How to Write A Level Religious Studies Essays (Structure & Examples)
How to Write A Level Religious Studies Essays (Structure & Examples)
Created:Updated: 25-August-2025
Great RS essays aren’t about squeezing in as many quotations as possible—they’re about answering the question with a clear argument, accurate scholars/sources (AO1), and balanced evaluation that leads to a justified conclusion (AO2).
Use the structure and examples below to plan quickly, write decisively, and pick up marks efficiently.
1) A simple essay blueprint (PEEL/PEACE)
- Intro (2–3 sentences): define scope + give a thesis (your overall judgement).
- Paragraphs x3–4 (PEEL/PEACE): Point → Evidence (scholar/source) → Analysis/Application → Counter → Evaluate/Conclude.
- Final conclusion (3–4 sentences): weigh the strongest reasons on each side and restate your judgement clearly.
Marking focus: AO1 vs AO2 explained.
2) 4-minute planning routine
- Underline the command (e.g., “Evaluate”, “To what extent”).
- Write a one-line thesis that answers the question.
- List 3–4 paragraph points with a named scholar/source next to each.
- Note one counter for each point and a mini-conclusion angle.
3) Sentence frames that boost AO2
- “While X explains…, it underestimates…; by contrast Y better accounts for…; therefore…”
- “This matters because it changes the conclusion by…”
- “Even if we grant…, the view remains weak/strong since…”
4) Micro-example (Philosophy of Religion)
Q: “To what extent does the teleological argument succeed?” (example focus)
Intro (sample): The argument from design appears persuasive due to apparent order and fine-tuning; however, objections about chance, multiverse and flawed design significantly limit its force.
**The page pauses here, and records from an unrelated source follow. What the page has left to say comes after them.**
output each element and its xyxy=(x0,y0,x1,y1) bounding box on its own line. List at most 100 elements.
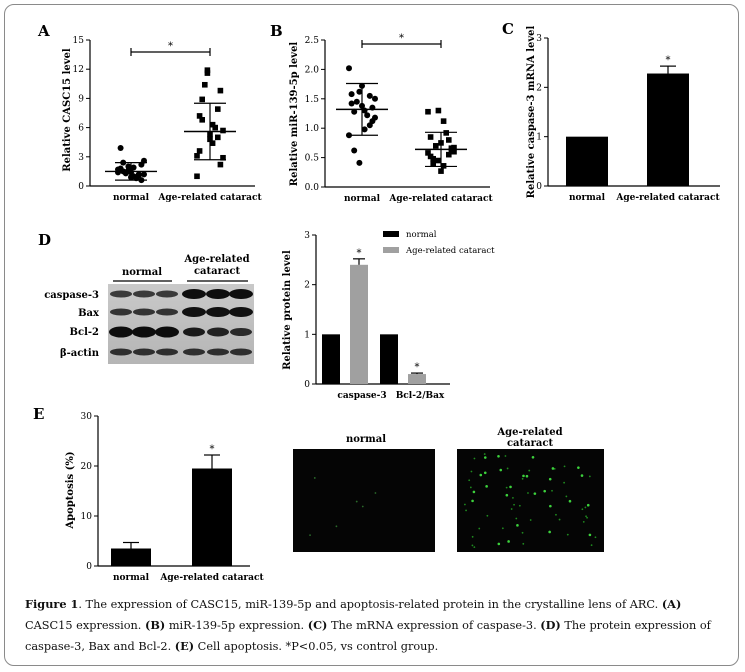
fluorescent-spot xyxy=(479,473,483,477)
blot-label-caspase3: caspase-3 xyxy=(44,290,99,301)
data-point-arc xyxy=(199,117,205,123)
data-point-arc xyxy=(204,70,211,76)
blot-header-arc-line2: cataract xyxy=(194,266,241,277)
data-point-normal xyxy=(125,163,132,170)
fluorescent-spot xyxy=(505,493,509,497)
data-point-normal xyxy=(351,108,358,115)
data-point-arc xyxy=(202,81,208,88)
blot-label-bax: Bax xyxy=(78,308,100,319)
blot-band xyxy=(133,290,155,298)
y-tick-label: 0 xyxy=(86,562,92,572)
fluorescent-spot xyxy=(471,535,474,538)
data-point-normal xyxy=(361,126,368,133)
data-point-arc xyxy=(427,153,434,160)
blot-band xyxy=(230,328,252,336)
data-point-arc xyxy=(451,148,457,155)
fluorescent-spot xyxy=(355,500,358,503)
blot-membrane xyxy=(108,284,254,364)
caption-b-label: (B) xyxy=(145,618,166,632)
data-point-arc xyxy=(435,107,442,114)
panel-c-ylabel: Relative caspase-3 mRNA level xyxy=(526,25,537,198)
fluorescent-spot xyxy=(594,536,597,539)
fluorescent-spot xyxy=(510,508,513,510)
fluorescent-spot xyxy=(505,486,508,489)
blot-label-beta-actin: β-actin xyxy=(60,348,100,359)
blot-band xyxy=(183,348,205,356)
y-tick-label: 3 xyxy=(536,34,542,44)
data-point-arc xyxy=(438,168,444,174)
caption-intro: . The expression of CASC15, miR-139-5p a… xyxy=(78,598,662,611)
caption-figure-label: Figure 1 xyxy=(25,597,79,611)
fluorescent-spot xyxy=(506,467,509,470)
data-point-arc xyxy=(446,151,452,158)
data-point-normal xyxy=(141,171,147,178)
panel-b-scatter: Relative miR-139-5p level 0.0 0.5 1.0 1.5 2.… xyxy=(289,33,493,204)
caption-a-text: CASC15 expression. xyxy=(25,619,145,632)
fluorescent-spot xyxy=(478,527,481,530)
fluorescent-spot xyxy=(468,479,471,482)
blot-band xyxy=(183,327,205,337)
data-point-arc xyxy=(204,67,211,73)
data-point-arc xyxy=(194,153,200,159)
data-point-arc xyxy=(212,124,218,131)
figure-caption: Figure 1. The expression of CASC15, miR-… xyxy=(25,594,730,657)
blot-header-normal: normal xyxy=(122,267,162,278)
fluorescent-spot xyxy=(463,503,466,506)
fluorescent-spot xyxy=(497,454,500,458)
fluorescent-spot xyxy=(504,455,507,457)
fluorescent-spot xyxy=(548,530,551,534)
fluorescent-spot xyxy=(521,477,524,480)
caption-d-text: The protein expression of caspase-3, Bax… xyxy=(25,619,711,653)
blot-band xyxy=(230,348,252,356)
data-point-arc xyxy=(220,127,226,134)
fluorescent-spot xyxy=(563,465,566,468)
panel-a-ylabel: Relative CASC15 level xyxy=(62,48,73,172)
blot-band xyxy=(206,307,230,317)
fluorescent-spot xyxy=(521,531,524,534)
legend-swatch xyxy=(383,231,399,237)
y-tick-label: 3 xyxy=(304,231,310,241)
fluorescent-spot xyxy=(566,533,569,536)
fluorescent-spot xyxy=(568,499,572,503)
y-tick-label: 0.5 xyxy=(305,154,320,164)
fluorescent-spot xyxy=(588,475,591,478)
fluorescent-spot xyxy=(507,540,510,543)
fluorescent-spot xyxy=(483,456,487,459)
data-point-normal xyxy=(117,145,124,152)
fluorescent-spot xyxy=(515,517,518,520)
data-point-normal xyxy=(135,172,142,179)
bar xyxy=(111,548,151,566)
significance-mark: * xyxy=(357,248,362,259)
y-tick-label: 1.5 xyxy=(305,95,320,105)
fluorescent-spot xyxy=(529,519,532,521)
data-point-arc xyxy=(425,108,431,115)
fluorescent-spot xyxy=(581,508,584,511)
fluorescent-spot xyxy=(483,453,486,455)
data-point-normal xyxy=(348,100,355,107)
data-point-normal xyxy=(372,95,378,102)
y-tick-label: 1 xyxy=(304,330,310,340)
blot-header-arc-line1: Age-related xyxy=(183,254,249,265)
fluorescent-spot xyxy=(522,542,525,545)
legend-label: Age-related cataract xyxy=(405,246,495,256)
data-point-arc xyxy=(433,143,439,149)
image-label-arc-line2: cataract xyxy=(507,438,554,449)
caption-b-text: miR-139-5p expression. xyxy=(165,619,308,632)
normal-fluorescence-image xyxy=(293,449,435,552)
data-point-arc xyxy=(194,173,200,180)
fluorescent-spot xyxy=(588,533,592,537)
y-tick-label: 2 xyxy=(304,281,310,291)
data-point-normal xyxy=(369,118,376,125)
bar xyxy=(647,73,689,186)
caption-e-text: Cell apoptosis. *P<0.05, vs control grou… xyxy=(194,640,439,653)
data-point-arc xyxy=(427,134,434,140)
fluorescent-spot xyxy=(518,504,521,507)
fluorescent-spot xyxy=(585,515,587,518)
panel-letter-a: A xyxy=(37,22,50,40)
fluorescent-spot xyxy=(549,504,552,508)
x-category-label: caspase-3 xyxy=(337,391,386,401)
y-tick-label: 2 xyxy=(536,83,542,93)
y-tick-label: 30 xyxy=(81,412,93,422)
data-point-arc xyxy=(425,150,431,156)
x-category-label: Age-related cataract xyxy=(388,194,493,204)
Overall, it carries some weight as a cumulative pointer rather than a demonstrative proof.
Paragraph 1 (sketch): Point: Regularity/order suggests purpose. Evidence: Aquinas’ Fifth Way; Paley’s watch. Counter: Hume’s analogy—world ≠ machine; multiple designers; flawed world. Evaluate: Hume weakens certainty but not modest inference; therefore limited support.
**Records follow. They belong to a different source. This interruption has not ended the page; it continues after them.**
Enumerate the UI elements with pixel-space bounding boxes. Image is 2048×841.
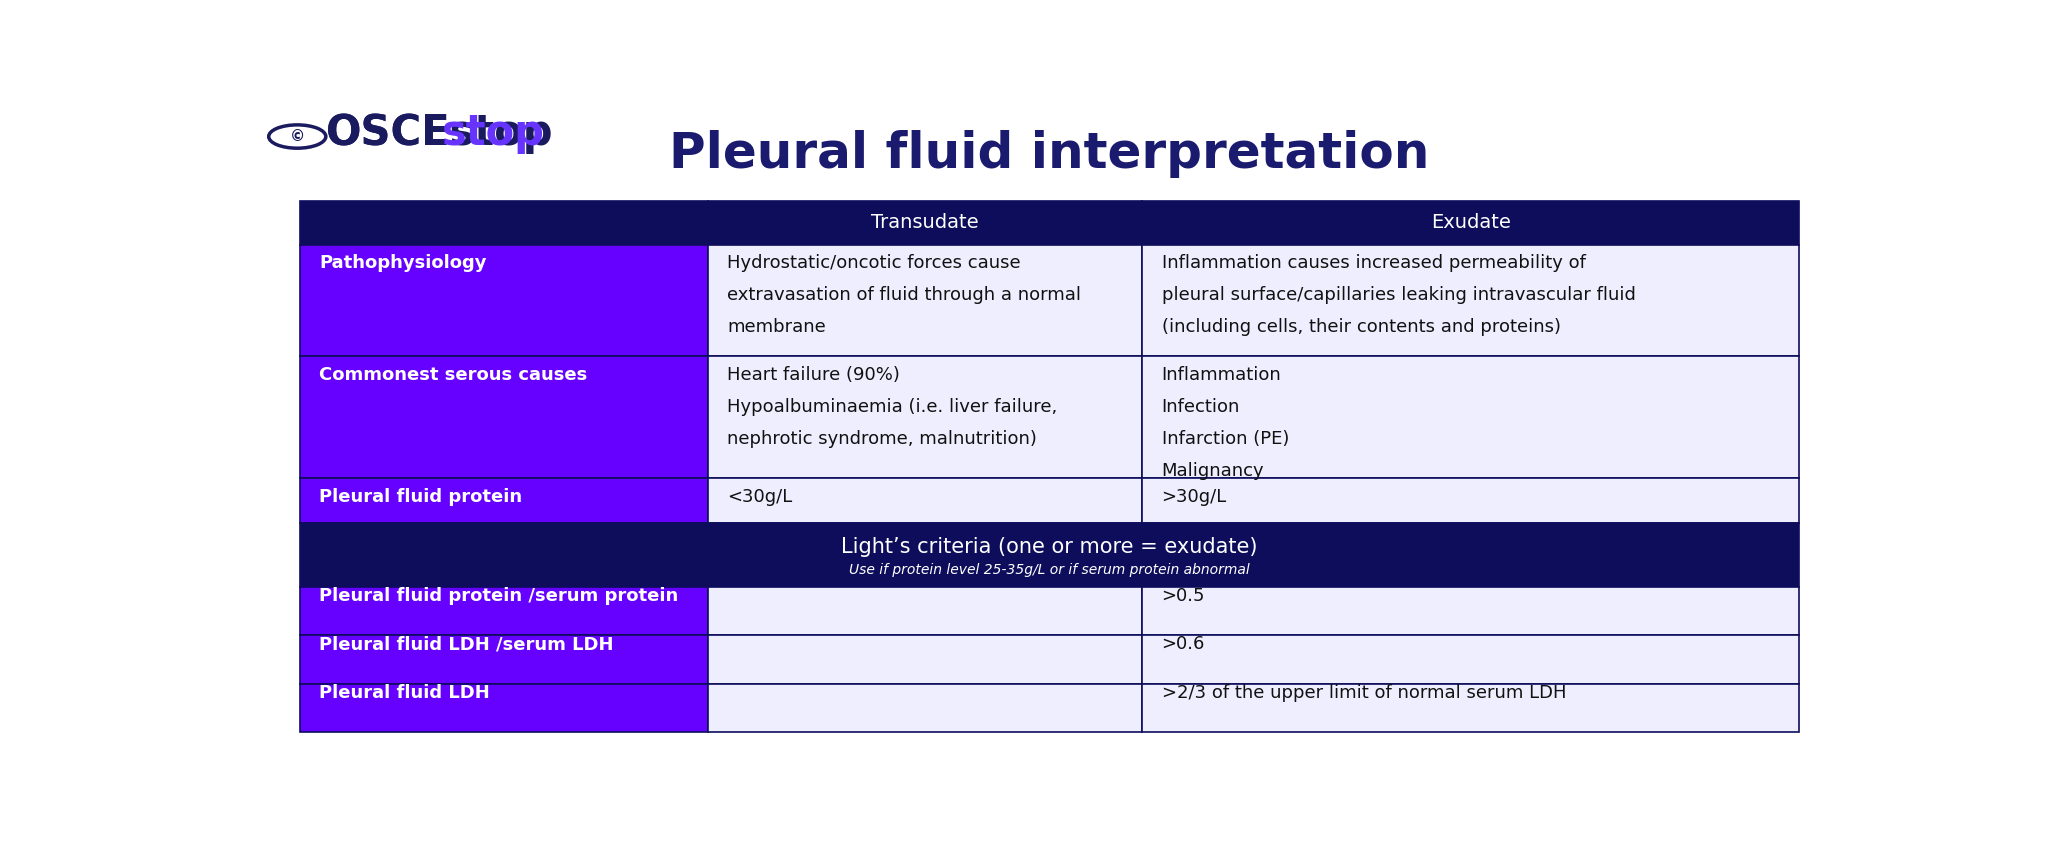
Text: Inflammation
Infection
Infarction (PE)
Malignancy: Inflammation Infection Infarction (PE) M… bbox=[1161, 366, 1288, 479]
Bar bbox=[1143, 684, 1798, 733]
Text: Pleural fluid interpretation: Pleural fluid interpretation bbox=[670, 130, 1430, 178]
Text: OSCEstop: OSCEstop bbox=[326, 113, 553, 154]
Bar bbox=[709, 245, 1143, 356]
Bar bbox=[709, 684, 1143, 733]
Text: Pathophysiology: Pathophysiology bbox=[319, 254, 487, 272]
Bar bbox=[1143, 356, 1798, 479]
Bar bbox=[1143, 635, 1798, 684]
Text: Heart failure (90%)
Hypoalbuminaemia (i.e. liver failure,
nephrotic syndrome, ma: Heart failure (90%) Hypoalbuminaemia (i.… bbox=[727, 366, 1057, 447]
Text: Inflammation causes increased permeability of
pleural surface/capillaries leakin: Inflammation causes increased permeabili… bbox=[1161, 254, 1636, 336]
Text: >30g/L: >30g/L bbox=[1161, 489, 1227, 506]
Bar bbox=[709, 201, 1143, 245]
Bar bbox=[301, 356, 709, 479]
Bar bbox=[1143, 479, 1798, 523]
Text: Transudate: Transudate bbox=[872, 214, 979, 232]
Bar bbox=[301, 523, 1798, 587]
Text: ©: © bbox=[289, 129, 305, 144]
Bar bbox=[301, 684, 709, 733]
Text: Exudate: Exudate bbox=[1432, 214, 1511, 232]
Text: Pleural fluid protein /serum protein: Pleural fluid protein /serum protein bbox=[319, 587, 678, 605]
Text: >0.6: >0.6 bbox=[1161, 635, 1204, 653]
Bar bbox=[301, 635, 709, 684]
Text: stop: stop bbox=[442, 113, 545, 154]
Text: >2/3 of the upper limit of normal serum LDH: >2/3 of the upper limit of normal serum … bbox=[1161, 684, 1567, 702]
Bar bbox=[301, 479, 709, 523]
Bar bbox=[1143, 201, 1798, 245]
Text: <30g/L: <30g/L bbox=[727, 489, 793, 506]
Text: Pleural fluid LDH: Pleural fluid LDH bbox=[319, 684, 489, 702]
Text: >0.5: >0.5 bbox=[1161, 587, 1204, 605]
Bar bbox=[709, 587, 1143, 635]
Bar bbox=[709, 479, 1143, 523]
Bar bbox=[301, 245, 709, 356]
Text: Pleural fluid LDH /serum LDH: Pleural fluid LDH /serum LDH bbox=[319, 635, 614, 653]
Text: Hydrostatic/oncotic forces cause
extravasation of fluid through a normal
membran: Hydrostatic/oncotic forces cause extrava… bbox=[727, 254, 1081, 336]
Text: Use if protein level 25-35g/L or if serum protein abnormal: Use if protein level 25-35g/L or if seru… bbox=[850, 563, 1249, 577]
Text: OSCE: OSCE bbox=[326, 113, 451, 154]
Bar bbox=[1143, 587, 1798, 635]
Bar bbox=[709, 635, 1143, 684]
Bar bbox=[709, 356, 1143, 479]
Bar bbox=[301, 201, 709, 245]
Bar bbox=[301, 587, 709, 635]
Text: Light’s criteria (one or more = exudate): Light’s criteria (one or more = exudate) bbox=[842, 537, 1257, 557]
Bar bbox=[1143, 245, 1798, 356]
Text: Pleural fluid protein: Pleural fluid protein bbox=[319, 489, 522, 506]
Text: Commonest serous causes: Commonest serous causes bbox=[319, 366, 588, 383]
Paragraph 2 (sketch): Point: Fine-tuning strengthens design inference. Evidence: Anthropic considerations. Counter: Multiverse/hypothesis of chance; Dawkins’ cumulative selection. Evaluate: If multiverse is speculative, design retains explanatory edge; conclusion: moderate support.
Conclusion (sketch): Works best as part of a cumulative case (with moral/experience), not as proof; success is limited but non-trivial.
5) Using scholars & sources of wisdom well
- Prefer short paraphrases or keyword snippets over long quotes.
- Tie every scholar/source to a judgement: “therefore this strengthens/weakens the claim that…”.
- Keep a scholar bank: 8–12 anchors per strand with a one-line thesis.
6) Common pitfalls (and fixes)
- AO1-only essays: Fix by adding a mini-conclusion to each paragraph.
- Name-dropping: Link the scholar to how your conclusion changes.
- Vague ethics application: Use concrete scenarios and theory-specific reasoning.
- Weak conclusions: Weigh both sides explicitly, then decide.
Frequently Asked Questions
How long should my introduction be?
2–3 sentences: define the scope and state your thesis. Save detail for body paragraphs.
How many scholars should I include?
Quality over quantity: one precise scholar/source per paragraph is enough if used to drive evaluation.
What if I forget quotations?
Use brief paraphrases or keyword snippets and focus on how they change your conclusion—this still earns AO1/AO2.
How many paragraphs should I write?
Typically 3–4 substantial PEEL/PEACE paragraphs plus a decisive conclusion.